On the nights of August 12 and August 13, Cooke says stargazers all over the Northern Hemisphere should be able to see about 60 to 70 meteors streaking across the night skies - a dip from 2016, which saw more than twice as many meteors per hour, but a bump up from last year's 40 or 50, and still plenty vivid. During outburst years (such as in 2016) the rate can be between 150-200 meteors an hour. The Perseids are rich in fireball meteors that are very bright and often leave a trail across the sky that will last for a second or two.

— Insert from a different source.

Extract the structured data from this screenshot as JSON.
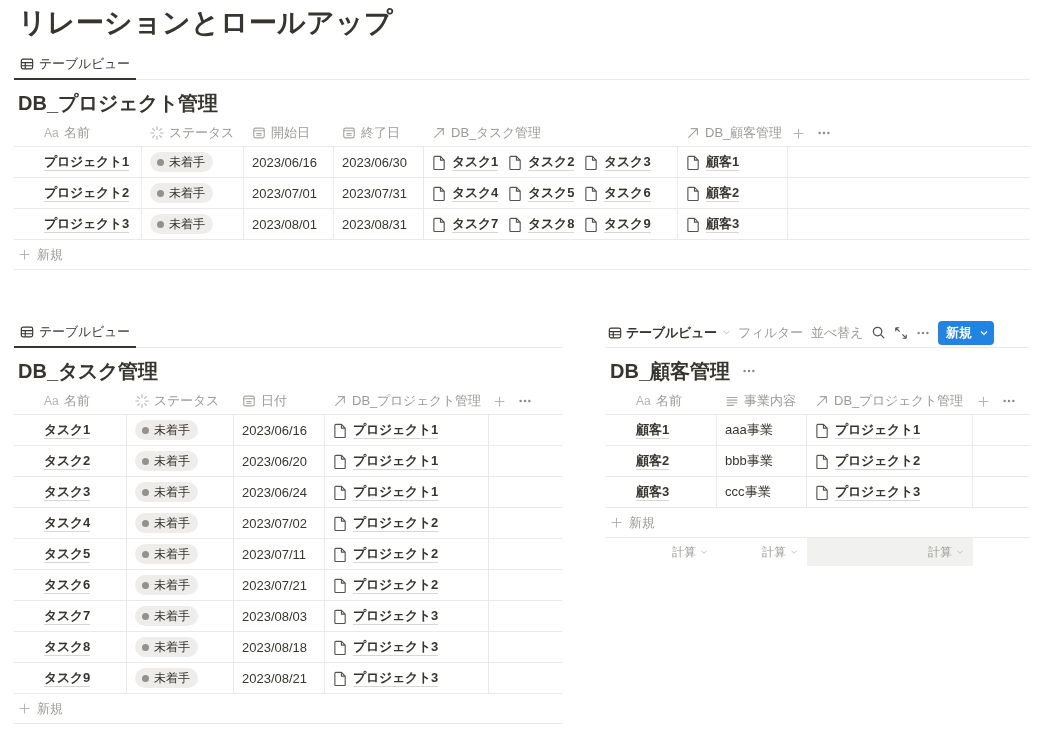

So for the best look, lie back and watch the night sky, looking toward the north, and watch one of nature's greatest shows pass overhead. "This major shower takes place during the lazy, hazy days of summer, when many families are on vacation", McClure said.
Pull up a chair and enjoy this years edition of the Perseid Meteor Shower.
Meteor showers are named for the constellation out of which they appear to come, according to the American Meteor Society. Every summer the Perseid Meteor Shower happens between July 17 through August 24.
In ancient Greek star lore, Perseus is the son of the god Zeus and the mortal Danae, according to Earthsky.
But don't worry. The Comet Swift-Tuttle isn't going to crash into the Earth any time soon, if at all, NASA says.
No special equipment is needed to view the shower. "So don't rush the process".